Je te le demande à toi qui ne m'as pas oubliée
Existe-il encore quelque part, un souvenir, rien qu'une trace
De ce qui s'efface, qui peu à peu laisse sa place
Toute cette mélancolie, ce deuil de ce qui n'est pas encore mort
Tendresse oubliée, rêves abandonnés...
Je veux te saisir, te garder... T'empoigner !

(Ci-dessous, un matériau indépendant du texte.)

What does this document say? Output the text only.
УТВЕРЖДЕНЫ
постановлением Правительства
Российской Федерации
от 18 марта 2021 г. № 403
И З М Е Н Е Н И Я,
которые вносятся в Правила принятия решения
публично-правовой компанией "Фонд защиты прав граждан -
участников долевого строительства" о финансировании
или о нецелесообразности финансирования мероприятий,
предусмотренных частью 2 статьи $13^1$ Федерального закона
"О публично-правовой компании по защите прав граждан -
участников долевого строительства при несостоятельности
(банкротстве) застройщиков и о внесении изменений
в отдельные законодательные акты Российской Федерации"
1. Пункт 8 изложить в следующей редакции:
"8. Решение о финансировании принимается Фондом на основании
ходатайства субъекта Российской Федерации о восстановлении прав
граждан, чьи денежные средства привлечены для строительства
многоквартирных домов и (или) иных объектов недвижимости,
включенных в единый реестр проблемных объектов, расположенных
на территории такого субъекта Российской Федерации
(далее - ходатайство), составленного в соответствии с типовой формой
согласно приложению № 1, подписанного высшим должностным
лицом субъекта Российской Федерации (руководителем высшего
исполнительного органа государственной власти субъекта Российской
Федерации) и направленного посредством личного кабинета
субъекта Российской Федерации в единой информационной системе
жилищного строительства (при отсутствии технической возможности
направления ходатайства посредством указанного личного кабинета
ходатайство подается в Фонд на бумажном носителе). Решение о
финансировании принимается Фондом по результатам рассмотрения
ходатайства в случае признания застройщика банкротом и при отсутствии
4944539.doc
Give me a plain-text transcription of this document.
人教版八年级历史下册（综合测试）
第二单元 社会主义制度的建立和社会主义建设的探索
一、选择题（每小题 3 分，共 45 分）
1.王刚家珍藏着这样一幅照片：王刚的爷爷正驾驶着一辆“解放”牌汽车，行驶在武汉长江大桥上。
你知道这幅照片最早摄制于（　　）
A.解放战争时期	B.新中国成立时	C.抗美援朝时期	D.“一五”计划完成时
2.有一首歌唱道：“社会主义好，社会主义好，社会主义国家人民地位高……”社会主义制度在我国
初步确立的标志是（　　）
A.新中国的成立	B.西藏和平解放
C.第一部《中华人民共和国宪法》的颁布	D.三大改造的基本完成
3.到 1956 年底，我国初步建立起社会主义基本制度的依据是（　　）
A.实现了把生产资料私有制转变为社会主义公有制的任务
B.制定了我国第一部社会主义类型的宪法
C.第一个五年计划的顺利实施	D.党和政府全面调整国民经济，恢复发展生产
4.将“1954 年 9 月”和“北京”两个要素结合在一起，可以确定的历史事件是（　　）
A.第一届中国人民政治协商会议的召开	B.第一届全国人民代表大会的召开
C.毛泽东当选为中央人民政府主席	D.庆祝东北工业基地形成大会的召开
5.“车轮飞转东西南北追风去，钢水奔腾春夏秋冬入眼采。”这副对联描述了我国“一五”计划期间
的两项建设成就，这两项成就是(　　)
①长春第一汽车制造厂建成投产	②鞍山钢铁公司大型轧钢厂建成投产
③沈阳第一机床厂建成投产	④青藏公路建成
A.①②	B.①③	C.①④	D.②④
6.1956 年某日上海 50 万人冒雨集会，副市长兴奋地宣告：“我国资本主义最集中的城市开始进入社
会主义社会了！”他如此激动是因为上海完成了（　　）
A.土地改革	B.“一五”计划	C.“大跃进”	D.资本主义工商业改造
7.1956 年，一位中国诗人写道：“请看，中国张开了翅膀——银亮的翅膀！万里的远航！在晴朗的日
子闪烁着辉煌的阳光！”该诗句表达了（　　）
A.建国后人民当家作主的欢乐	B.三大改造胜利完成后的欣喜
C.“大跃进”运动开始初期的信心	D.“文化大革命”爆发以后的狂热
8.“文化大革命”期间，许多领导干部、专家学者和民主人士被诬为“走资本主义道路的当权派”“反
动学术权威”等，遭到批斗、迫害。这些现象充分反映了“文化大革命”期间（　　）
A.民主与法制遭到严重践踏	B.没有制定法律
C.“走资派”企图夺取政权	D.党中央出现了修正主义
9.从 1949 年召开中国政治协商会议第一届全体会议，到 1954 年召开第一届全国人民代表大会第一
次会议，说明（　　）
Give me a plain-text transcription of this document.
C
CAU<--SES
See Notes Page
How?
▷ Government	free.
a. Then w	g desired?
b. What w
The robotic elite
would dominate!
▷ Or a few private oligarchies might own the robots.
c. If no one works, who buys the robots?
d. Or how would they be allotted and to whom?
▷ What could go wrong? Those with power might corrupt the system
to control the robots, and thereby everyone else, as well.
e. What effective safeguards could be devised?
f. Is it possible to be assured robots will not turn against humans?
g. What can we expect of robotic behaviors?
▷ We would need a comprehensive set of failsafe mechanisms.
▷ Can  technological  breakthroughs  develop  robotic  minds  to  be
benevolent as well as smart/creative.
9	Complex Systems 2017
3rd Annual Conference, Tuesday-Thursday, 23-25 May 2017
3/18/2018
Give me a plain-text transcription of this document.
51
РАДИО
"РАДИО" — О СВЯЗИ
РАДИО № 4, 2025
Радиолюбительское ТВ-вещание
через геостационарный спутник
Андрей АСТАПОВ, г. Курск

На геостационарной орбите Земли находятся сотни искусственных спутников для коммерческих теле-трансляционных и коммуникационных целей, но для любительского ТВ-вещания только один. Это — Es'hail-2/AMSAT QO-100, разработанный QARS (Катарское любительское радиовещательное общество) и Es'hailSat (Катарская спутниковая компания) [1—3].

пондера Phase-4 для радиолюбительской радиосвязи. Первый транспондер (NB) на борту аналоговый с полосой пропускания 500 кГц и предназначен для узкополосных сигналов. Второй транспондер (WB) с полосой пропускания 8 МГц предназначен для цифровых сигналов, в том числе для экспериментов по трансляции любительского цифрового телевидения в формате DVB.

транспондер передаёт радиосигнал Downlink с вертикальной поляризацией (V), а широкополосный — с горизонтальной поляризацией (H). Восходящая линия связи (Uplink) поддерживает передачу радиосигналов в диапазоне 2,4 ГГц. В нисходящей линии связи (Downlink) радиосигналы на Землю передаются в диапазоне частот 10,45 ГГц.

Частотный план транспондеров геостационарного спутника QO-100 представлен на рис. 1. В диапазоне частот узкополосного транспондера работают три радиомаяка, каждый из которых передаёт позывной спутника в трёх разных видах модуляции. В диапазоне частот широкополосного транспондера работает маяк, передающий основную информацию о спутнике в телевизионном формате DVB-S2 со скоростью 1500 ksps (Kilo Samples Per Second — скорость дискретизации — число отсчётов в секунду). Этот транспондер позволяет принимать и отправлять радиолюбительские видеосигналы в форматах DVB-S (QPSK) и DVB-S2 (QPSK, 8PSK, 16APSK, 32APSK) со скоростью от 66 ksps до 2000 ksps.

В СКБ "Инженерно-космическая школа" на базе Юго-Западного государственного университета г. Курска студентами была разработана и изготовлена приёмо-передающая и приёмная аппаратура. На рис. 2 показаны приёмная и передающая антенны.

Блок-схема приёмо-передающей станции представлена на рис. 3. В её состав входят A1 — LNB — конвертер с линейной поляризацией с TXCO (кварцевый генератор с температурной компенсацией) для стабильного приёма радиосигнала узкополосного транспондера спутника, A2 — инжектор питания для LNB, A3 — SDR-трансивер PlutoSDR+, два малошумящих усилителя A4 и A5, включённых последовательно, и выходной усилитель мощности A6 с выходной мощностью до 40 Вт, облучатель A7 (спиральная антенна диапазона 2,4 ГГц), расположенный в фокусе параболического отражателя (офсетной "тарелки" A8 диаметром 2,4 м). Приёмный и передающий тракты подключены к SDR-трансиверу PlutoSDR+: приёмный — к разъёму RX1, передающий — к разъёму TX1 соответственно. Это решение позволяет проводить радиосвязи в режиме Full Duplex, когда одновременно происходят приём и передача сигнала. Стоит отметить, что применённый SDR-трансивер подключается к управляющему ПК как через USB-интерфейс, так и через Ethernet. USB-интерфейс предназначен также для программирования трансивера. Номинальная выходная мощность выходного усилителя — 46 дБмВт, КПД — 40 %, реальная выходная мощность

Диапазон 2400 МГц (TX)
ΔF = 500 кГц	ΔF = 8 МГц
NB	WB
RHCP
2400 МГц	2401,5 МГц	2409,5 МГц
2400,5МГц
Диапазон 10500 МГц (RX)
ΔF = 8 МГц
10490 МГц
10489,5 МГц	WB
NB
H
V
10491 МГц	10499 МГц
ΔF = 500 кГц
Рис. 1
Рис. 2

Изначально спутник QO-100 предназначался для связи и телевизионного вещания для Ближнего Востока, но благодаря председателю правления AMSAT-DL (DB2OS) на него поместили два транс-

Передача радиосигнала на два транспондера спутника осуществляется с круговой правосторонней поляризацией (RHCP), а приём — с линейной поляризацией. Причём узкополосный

Avec toute la férocité d'un espoir désespéré
Mais voilà que je tombe à nouveau, sous cette pression sans raison
Et s'assourdissent tes rires, tes pleurs, et le son de ta voix
Alors que c'est toi-même que je noie dans l'ombre
Je redeviens aveugle, refusant de me croire
L'horreur n'est plus voilée par aucune folie
Elle est là bien présente, et enfante à nouveau
Des cauchemards enfantins que rythment mes propres mains...
Je suis encore fatiguée de n'être que moi-même
Et c'est à nouveau seule que je creuse nos deux tombes...
Voici un premier jet... je ne sais pas s'il est terminé...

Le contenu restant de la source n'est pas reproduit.